Der eigene Hafen – das Logistikideal
Offshore-Marktführer Siemens hat einen eigenen Weg gefunden, um die Hürden der Zusammenarbeit mit Hafen und Reeder abzubauen: „Wir haben mit mehreren Hafenbetreibern Langzeitverträge geschlossen“, sagt Michael Hannibal, Vice-President Offshore-Sales der Siemens Wind Power. Er betont, dass alle Beteiligten an der Logistikkette 24 Stunden am Tag einsatzbereit sein müssen. Sobald das Installationsschiff im Hafen einfährt, soll die Arbeit weitergehen. Ein entscheidendes Erfolgskriterium für diese Aufgabe ist die Hafenkooperation.
Eine solche Vereinbarung hat Siemens mit dem Hafen Esbjerg geschlossen, der an der Westküste der dänischen Halbinsel Jütland liegt. Künftig wird Esbjerg neben anderen europäischen Häfen als Basishafen für viele Projekte vor Deutschland und der Ostseite Großbritanniens dienen. Die endmontierten Maschinenhäuser transportiert Siemens dann vom Fertigungsstandort in Brande zum Hafen Esbjerg. Die Rotorblätter folgen von der nördlicher gelegenen Hafenstadt Aalborg auf dem Seeweg oder über Land.
Esbjerg bietet alles, was moderne Offshore-Logistik braucht: Der Hafen hat eine lange Kaikante, die stabil genug ist, um die zum Teil über hundert Tonnen schweren Hauptkomponenten, wie Maschinenhäuser, Rotorblätter und Türme, für den Umschlag nah am Wasser abzustellen. Hinter der Kaikante schließt sich ein Gelände an, auf dem die Großkomponenten vormontiert werden. „Sie ist eine Art Puffer, eine Lagerfläche, die es uns ermöglicht, schnell Nachschub zu liefern, wenn unser Hubschiff schneller als vorgesehen arbeitet“, sagt Hannibal.
Reaktionsschnelles Handeln gehört zu den Hauptanforderungen der Offshore-Logistik.

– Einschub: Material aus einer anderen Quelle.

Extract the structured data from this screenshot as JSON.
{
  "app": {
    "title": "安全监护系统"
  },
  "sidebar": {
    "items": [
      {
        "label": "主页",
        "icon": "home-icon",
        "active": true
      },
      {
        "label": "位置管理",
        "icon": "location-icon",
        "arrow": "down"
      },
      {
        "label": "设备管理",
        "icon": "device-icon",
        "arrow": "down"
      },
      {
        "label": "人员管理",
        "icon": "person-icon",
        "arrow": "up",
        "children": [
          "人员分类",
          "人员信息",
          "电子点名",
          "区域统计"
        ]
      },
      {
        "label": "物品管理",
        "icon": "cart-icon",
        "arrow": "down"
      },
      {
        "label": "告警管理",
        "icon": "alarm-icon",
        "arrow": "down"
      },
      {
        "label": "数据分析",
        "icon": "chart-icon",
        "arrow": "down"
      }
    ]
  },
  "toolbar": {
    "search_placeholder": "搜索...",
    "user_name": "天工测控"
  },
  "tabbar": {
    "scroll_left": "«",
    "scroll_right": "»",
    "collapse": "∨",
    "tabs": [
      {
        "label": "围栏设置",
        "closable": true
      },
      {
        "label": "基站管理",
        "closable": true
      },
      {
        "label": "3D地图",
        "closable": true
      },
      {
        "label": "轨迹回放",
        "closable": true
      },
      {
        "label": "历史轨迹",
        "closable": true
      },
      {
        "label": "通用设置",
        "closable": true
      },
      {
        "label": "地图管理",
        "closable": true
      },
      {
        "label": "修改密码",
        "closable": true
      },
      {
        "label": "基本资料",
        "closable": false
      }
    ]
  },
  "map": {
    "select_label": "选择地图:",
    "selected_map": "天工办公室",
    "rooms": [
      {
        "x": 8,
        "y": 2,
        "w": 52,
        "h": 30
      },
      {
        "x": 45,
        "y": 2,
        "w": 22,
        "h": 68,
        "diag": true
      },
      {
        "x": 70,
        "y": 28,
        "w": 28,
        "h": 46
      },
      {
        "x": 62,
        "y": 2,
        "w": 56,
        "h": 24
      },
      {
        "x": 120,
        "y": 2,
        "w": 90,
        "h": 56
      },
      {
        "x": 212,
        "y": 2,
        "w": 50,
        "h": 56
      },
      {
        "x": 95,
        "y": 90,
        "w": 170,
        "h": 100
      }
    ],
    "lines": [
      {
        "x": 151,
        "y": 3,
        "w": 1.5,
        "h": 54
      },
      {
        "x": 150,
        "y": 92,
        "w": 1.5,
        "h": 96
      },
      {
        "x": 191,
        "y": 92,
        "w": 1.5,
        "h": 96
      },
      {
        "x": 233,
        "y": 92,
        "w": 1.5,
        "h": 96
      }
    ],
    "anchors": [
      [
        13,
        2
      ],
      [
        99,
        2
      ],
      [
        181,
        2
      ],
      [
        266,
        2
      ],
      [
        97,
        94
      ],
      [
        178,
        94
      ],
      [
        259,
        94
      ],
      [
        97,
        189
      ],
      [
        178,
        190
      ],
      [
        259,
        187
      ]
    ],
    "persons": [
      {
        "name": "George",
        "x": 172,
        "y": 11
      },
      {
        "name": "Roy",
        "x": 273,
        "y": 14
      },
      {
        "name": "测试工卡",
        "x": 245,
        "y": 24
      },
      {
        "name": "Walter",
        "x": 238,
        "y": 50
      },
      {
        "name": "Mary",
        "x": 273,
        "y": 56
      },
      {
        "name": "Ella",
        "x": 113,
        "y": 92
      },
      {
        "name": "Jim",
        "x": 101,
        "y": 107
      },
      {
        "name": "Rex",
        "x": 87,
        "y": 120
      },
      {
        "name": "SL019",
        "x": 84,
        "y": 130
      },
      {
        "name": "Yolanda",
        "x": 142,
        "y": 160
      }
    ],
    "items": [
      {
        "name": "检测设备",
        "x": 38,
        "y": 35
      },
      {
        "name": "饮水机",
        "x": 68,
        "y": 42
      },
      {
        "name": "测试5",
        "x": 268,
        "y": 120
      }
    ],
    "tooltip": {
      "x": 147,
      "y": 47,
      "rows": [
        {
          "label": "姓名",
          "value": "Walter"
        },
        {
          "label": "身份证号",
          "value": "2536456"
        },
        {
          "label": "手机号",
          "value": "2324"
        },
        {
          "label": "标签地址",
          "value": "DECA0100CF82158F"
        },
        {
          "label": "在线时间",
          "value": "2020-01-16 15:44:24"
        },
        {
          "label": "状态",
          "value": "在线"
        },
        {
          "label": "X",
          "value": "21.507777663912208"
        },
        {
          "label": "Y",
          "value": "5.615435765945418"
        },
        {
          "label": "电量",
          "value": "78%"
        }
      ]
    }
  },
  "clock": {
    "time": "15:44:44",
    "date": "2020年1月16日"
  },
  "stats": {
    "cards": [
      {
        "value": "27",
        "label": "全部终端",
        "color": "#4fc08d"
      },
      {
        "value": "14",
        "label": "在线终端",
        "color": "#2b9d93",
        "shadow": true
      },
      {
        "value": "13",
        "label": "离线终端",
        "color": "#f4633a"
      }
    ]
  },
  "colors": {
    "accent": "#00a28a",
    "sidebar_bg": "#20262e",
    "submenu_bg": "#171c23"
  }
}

Weitere Kriterien sind möglichst kurze Wege und wenige Stationen, in denen die Komponenten zwischengelagert und umgeschlagen werden. Das deckt sich mit der Transportstrategie des LSA-Geschäftsführers Heidmann. „Transporte vermeiden heißt Risiken vermeiden“, sagt er. Im Idealfall fertigen die Hersteller ihre Anlagen an einem offshorefähigen Tiefwasserhafen. Dorthin sollen auch die Lieferanten ihre Komponenten transportieren. Alle Teile sollten möglichst vom Fertigungsstandort ins Windfeld gelangen.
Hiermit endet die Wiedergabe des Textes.